The Starlink Global and Ideal Limited has promised to invest N7b in cocoa and cashew production in five years, and also open its processing factory in 2025.
The Managing Director of the company, Adeyemi Murtadha Adeniyi, who revealed this during the 25th anniversary of the company held in Ikeja, Lagos, said Nigeria will not get anywhere if the citizens continue to wait for the government.
“If Starlink has waited for the government, we will not be able to bail out millions of Nigerians who are doing well in cocoa now. The company faced a lot of challenges and became bankrupt, at a time when a firm did everything to stop their operation but we have since moved on, changed the business of cocoa in Nigeria and improved the agriculture landscape.
“We have partnered with Odu’a Investment; Oodua owns about 25,000 hectares of land across West Africa, so we are partnering with them to go for backward integration. We have identified two places, each as the pilot for 5000 hectares and we will scale up with time. If the government sees what we are doing, then they can support, but we will not wait for the government.”
Speaking on processing the product in the country, Adeniyi, who is also the Chief Executive Officer (CEO) of the company, said the firm has acquired the biggest processing factory in Nigeria, and from April 2025, it will start processing cocoa in Mowe, Ogun State.
Owing “to our efforts to make sure that people in the cocoa business do not remain poor, a company in Nigeria invested $30m in Vietnam to kill Starlink. That action made them walk away from our contract, and we lost N1.7b. We were bankrupt in 2018. We later got a $5m loan, and that saved us and the entire industry.
Also speaking, the Chairman of Odu’a Group of Companies, Otunba Bimbo Ashiru: “We must be less dependent on oil. The ease of doing business and bringing in investors into Nigeria is very key. Nigeria was the second largest exporter of Cocoa in the world in the 1970s, but it went wrong when we found oil. Now, we should go back to that basis. Nigeria must be agricultural and not an oil-dependent economy.
“Odu’a Group just established a Southwest Agric Company limited that would start doing what Chief Obafemi Awolowo and others were doing.
The Minister of Industry, Trade and Investment, Dr.

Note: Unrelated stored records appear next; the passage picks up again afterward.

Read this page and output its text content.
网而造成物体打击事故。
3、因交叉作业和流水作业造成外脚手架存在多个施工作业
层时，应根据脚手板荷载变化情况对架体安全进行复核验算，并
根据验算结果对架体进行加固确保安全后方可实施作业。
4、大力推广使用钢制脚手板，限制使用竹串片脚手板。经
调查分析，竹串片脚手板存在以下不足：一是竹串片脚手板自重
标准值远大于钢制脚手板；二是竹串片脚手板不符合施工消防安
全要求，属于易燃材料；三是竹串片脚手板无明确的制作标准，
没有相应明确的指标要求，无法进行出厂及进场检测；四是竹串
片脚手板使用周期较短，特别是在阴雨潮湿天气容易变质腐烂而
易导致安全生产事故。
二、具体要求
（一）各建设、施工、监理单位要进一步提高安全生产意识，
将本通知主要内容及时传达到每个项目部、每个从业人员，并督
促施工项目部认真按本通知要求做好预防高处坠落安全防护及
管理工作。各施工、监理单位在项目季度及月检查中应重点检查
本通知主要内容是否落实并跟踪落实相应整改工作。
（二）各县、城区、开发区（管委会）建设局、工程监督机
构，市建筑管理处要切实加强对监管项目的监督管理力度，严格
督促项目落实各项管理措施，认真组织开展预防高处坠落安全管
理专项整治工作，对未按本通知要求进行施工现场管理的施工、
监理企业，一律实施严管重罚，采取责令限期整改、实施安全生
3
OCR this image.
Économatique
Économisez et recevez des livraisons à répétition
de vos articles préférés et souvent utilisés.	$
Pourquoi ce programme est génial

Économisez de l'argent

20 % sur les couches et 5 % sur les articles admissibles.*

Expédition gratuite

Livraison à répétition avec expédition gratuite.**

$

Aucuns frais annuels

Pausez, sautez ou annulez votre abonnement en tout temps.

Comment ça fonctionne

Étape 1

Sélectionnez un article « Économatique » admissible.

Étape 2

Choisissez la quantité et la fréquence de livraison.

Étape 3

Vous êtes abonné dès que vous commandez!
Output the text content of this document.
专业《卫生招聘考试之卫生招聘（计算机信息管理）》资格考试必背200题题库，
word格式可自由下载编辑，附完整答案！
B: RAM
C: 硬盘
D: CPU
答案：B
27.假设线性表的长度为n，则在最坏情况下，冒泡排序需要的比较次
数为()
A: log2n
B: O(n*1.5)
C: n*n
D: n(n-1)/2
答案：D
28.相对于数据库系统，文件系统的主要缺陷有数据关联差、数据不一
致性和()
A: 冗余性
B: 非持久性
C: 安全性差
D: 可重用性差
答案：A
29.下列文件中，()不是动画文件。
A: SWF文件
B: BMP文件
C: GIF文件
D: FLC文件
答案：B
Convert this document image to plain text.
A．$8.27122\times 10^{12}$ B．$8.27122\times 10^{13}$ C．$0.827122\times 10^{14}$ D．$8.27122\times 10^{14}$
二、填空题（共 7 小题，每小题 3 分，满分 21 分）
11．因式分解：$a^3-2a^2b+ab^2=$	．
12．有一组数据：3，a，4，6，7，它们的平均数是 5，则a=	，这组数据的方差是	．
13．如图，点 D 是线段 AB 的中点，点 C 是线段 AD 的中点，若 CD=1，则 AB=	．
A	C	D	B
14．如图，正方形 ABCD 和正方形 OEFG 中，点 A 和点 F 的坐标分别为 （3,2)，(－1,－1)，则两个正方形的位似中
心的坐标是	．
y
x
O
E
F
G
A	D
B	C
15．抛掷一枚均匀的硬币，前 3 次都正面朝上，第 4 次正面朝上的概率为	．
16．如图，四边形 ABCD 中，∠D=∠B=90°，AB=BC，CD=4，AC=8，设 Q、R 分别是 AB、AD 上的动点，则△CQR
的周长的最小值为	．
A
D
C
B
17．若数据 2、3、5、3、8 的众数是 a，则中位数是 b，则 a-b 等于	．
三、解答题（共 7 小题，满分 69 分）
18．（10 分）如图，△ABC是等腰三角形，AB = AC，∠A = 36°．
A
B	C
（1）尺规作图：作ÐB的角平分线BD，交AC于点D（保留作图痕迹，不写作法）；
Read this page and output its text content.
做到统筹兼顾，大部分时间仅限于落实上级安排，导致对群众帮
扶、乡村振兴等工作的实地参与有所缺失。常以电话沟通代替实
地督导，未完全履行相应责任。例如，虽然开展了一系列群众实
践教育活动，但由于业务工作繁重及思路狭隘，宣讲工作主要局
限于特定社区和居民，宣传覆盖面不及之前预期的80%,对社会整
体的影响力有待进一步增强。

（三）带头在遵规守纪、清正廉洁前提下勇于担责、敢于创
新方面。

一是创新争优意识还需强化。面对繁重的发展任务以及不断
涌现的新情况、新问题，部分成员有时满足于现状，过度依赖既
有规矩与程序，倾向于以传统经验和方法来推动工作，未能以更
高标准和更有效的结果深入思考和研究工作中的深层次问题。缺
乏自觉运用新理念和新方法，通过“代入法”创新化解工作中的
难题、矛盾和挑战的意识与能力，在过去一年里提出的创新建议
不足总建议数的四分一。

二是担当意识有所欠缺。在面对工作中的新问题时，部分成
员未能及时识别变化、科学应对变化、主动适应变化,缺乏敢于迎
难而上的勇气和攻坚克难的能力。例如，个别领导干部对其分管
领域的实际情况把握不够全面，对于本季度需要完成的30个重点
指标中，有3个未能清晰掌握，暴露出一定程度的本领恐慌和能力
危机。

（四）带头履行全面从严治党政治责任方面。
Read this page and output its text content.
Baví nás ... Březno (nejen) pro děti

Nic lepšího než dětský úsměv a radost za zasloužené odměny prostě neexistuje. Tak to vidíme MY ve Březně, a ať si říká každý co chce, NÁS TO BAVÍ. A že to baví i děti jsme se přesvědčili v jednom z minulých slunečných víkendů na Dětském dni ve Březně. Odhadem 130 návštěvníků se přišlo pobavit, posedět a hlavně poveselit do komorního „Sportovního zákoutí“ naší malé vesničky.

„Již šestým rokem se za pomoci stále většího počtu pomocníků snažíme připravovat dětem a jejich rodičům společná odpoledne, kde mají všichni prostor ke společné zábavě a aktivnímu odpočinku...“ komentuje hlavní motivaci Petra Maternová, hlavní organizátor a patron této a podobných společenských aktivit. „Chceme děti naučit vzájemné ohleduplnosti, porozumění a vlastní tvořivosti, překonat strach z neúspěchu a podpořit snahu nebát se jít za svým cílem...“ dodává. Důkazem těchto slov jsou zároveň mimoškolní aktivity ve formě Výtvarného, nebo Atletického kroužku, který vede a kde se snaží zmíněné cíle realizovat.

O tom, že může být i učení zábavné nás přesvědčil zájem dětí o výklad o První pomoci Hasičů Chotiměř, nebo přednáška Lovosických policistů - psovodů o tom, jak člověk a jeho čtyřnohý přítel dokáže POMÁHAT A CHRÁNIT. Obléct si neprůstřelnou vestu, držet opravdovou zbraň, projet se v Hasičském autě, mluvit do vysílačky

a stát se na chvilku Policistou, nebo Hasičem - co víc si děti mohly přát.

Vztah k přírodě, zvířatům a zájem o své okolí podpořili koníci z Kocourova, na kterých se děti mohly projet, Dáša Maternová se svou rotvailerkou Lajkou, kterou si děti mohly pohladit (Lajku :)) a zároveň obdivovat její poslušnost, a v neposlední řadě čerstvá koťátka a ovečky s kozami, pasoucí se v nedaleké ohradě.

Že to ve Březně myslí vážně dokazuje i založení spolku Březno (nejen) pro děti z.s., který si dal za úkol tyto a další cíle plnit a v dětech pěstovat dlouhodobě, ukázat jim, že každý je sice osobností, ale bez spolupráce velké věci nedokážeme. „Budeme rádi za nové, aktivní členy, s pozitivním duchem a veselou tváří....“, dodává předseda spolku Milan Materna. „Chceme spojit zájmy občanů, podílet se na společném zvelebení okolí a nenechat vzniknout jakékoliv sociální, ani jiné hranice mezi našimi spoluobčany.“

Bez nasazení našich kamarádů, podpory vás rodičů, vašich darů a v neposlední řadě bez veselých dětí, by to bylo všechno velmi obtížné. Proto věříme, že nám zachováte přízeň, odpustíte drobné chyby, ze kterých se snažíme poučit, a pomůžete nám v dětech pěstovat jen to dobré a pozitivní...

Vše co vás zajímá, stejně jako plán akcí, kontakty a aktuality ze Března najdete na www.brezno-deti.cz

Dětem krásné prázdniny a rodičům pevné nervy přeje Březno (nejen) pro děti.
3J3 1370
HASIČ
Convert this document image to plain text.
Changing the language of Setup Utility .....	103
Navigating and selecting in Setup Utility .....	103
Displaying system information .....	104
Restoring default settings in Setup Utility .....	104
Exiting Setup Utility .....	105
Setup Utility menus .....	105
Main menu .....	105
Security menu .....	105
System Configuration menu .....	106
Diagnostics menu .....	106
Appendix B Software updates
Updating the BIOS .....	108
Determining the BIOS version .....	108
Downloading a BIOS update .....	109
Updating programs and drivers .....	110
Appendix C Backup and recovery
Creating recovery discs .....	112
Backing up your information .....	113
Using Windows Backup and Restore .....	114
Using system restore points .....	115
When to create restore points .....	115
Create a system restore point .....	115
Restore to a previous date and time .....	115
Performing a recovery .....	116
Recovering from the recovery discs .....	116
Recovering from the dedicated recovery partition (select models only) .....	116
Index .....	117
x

Jumoke Oduwole, said the Federal Government is encouraging diversification of the economy through growth and development of the non-oil commodities sector.
She said the commodity market is a key driver in most developing economies, especially, in Africa where it accounts for the bulk of exports, adding that it is also a source of employment generation, and means of livelihood, as well as contributing significantly to the government revenue basket.
Represented by Toyin Akeredolu Johnson, Oduwole the ministry as a policymaker is committed to the advancement of the non-oil sector and it will continue to create the enabling environment for the development and growth of the sector.